Then when you get going, the mild-hybrid system is almost immediately jarring, with regeneration off-throttle almost feeling like a firm press of the brake, to the point that actually pressing them and the handover from regen to friction sees the car’s rate of deceleration decrease. You find yourself hovering on the throttle instead of letting off totally, to avoid it. There’s no avoiding it altogether either, given Ford dropped the non-hybridised Focus last year.

So what did we find? Is the Focus a legend of the game to inspire tears from onlookers at its final curtain call? The reality isn’t quite so romantic. The Focus remains what we would consider the best car Ford currently makes and as such, that is what Ford is killing when production stops in November.
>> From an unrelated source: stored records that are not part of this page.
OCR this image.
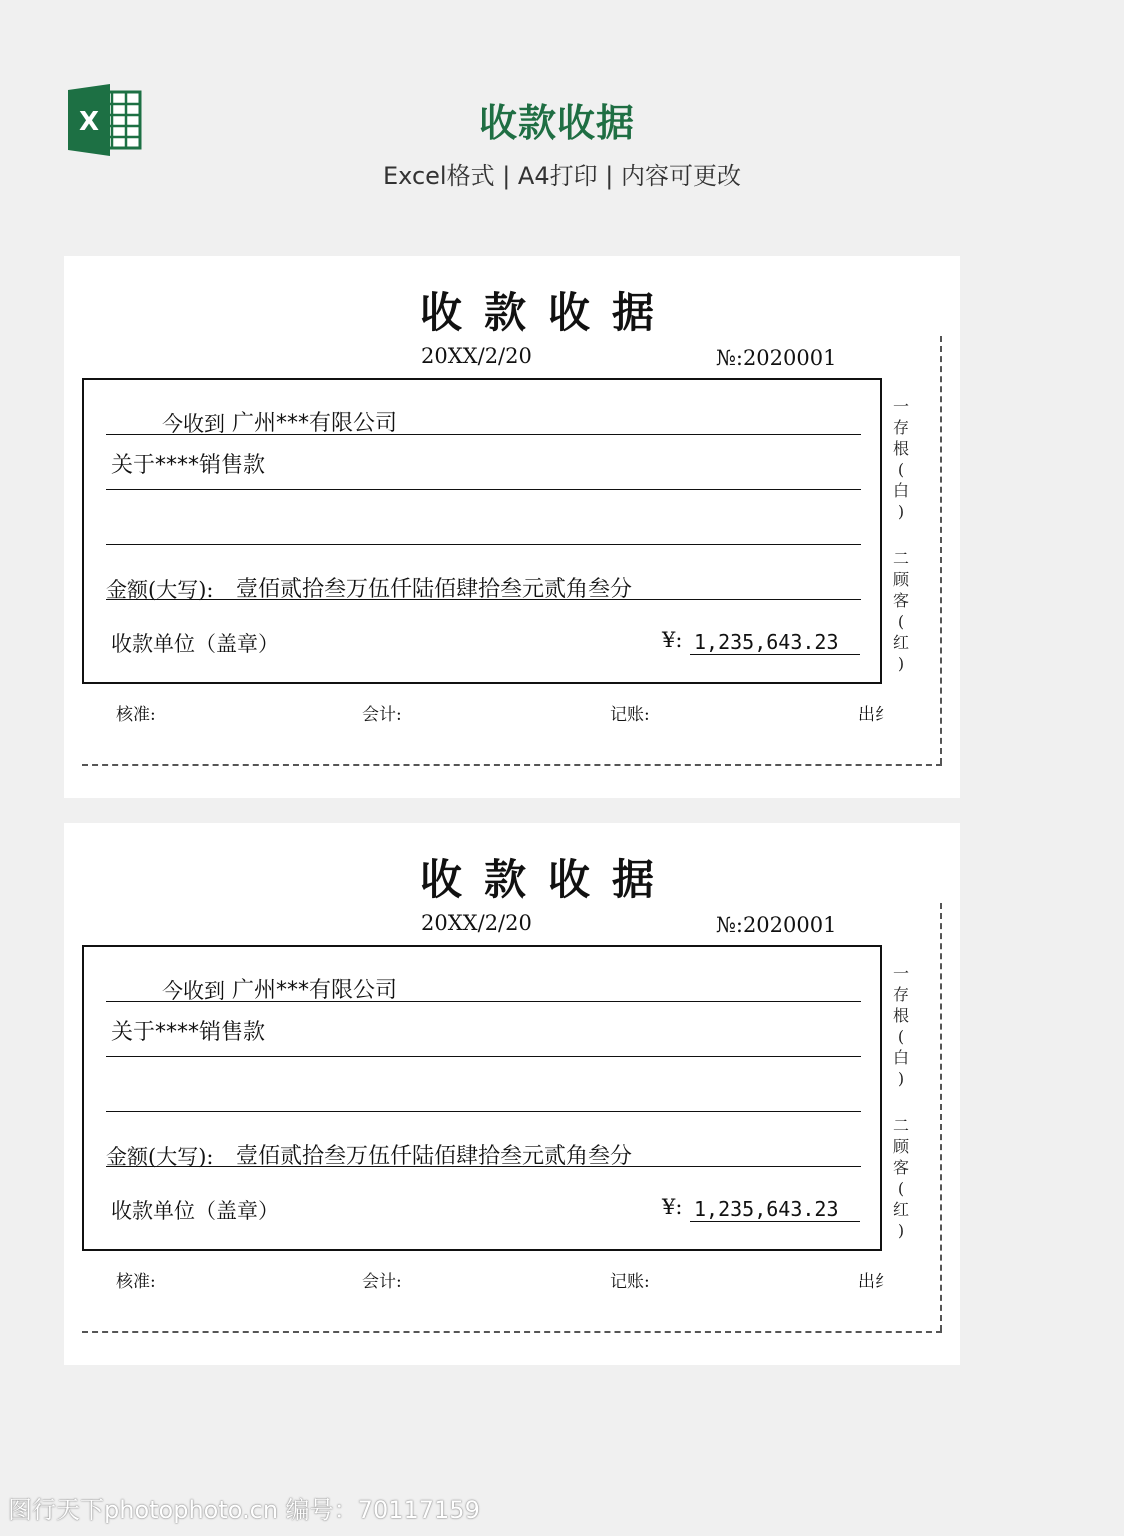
X	收款收据
Excel格式 | A4打印 | 内容可更改
收款收据
20XX/2/20	№:2020001
今收到 广州***有限公司
关于****销售款
金额(大写): 壹佰贰拾叁万伍仟陆佰肆拾叁元贰角叁分
收款单位（盖章）	¥: 1,235,643.23
核准:	会计:	记账:	出纟
一
存
根
(
白
)
二
顾
客
(
红
)
收款收据
20XX/2/20	№:2020001
今收到 广州***有限公司
关于****销售款
金额(大写): 壹佰贰拾叁万伍仟陆佰肆拾叁元贰角叁分
收款单位（盖章）	¥: 1,235,643.23
核准:	会计:	记账:	出纟
一
存
根
(
白
)
二
顾
客
(
红
)
图行天下photophoto.cn 编号：70117159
But it’s not the Focus on its finest form, relatively speaking. It's not the last paragon of traditional internally-combusted, manual-transmissioned simplicity and classic Ford intuitiveness. The reality is that the best ‘normal’ car Ford ever made probably bowed out as the Mk7 Fiesta, if not, that original Focus – cars of a type that simply aren't viable, or even allowed to be made in 2025.
Perhaps it hasn’t yet and we just need to accept the new crossover normal and the enormously successful (and reasonably appealing) Puma. All the same, the Focus name will be missed, if for nothing else, as the second-to-last car in Ford’s lineup priced below £30k to start. We'll also miss the simple joy of a low-powered hatch with a manual transmission. Ford dealers will be that much more alien to the Blue Oval faithful without small, stylish, aspirational yet affordable, simple and enjoyable proper hatchbacks in the lineup.
Price and rivals
In November, the Focus will step down from a 27-year battle against long-standing rivals, the Volkswagen Golf and Vauxhall Astra. Like the Ford, both have moved with the times, often not for the better, with dwindling powertrain options, ill-conceived and often-infuriating digitisation and slowly climbing prices.
In its final year the Focus’s starting price is over double that of the original, with the base model costing £28,730. That said, it probably comes with three-times the standard equipment. Some things never change – the Astra is still the value proposition starting from £25k. The Golf has traditionally been the higher-quality, more expensive option but given its range remains broad enough to offer a petrol-only entry-level model, it comes in at a lower £28,010 starting price.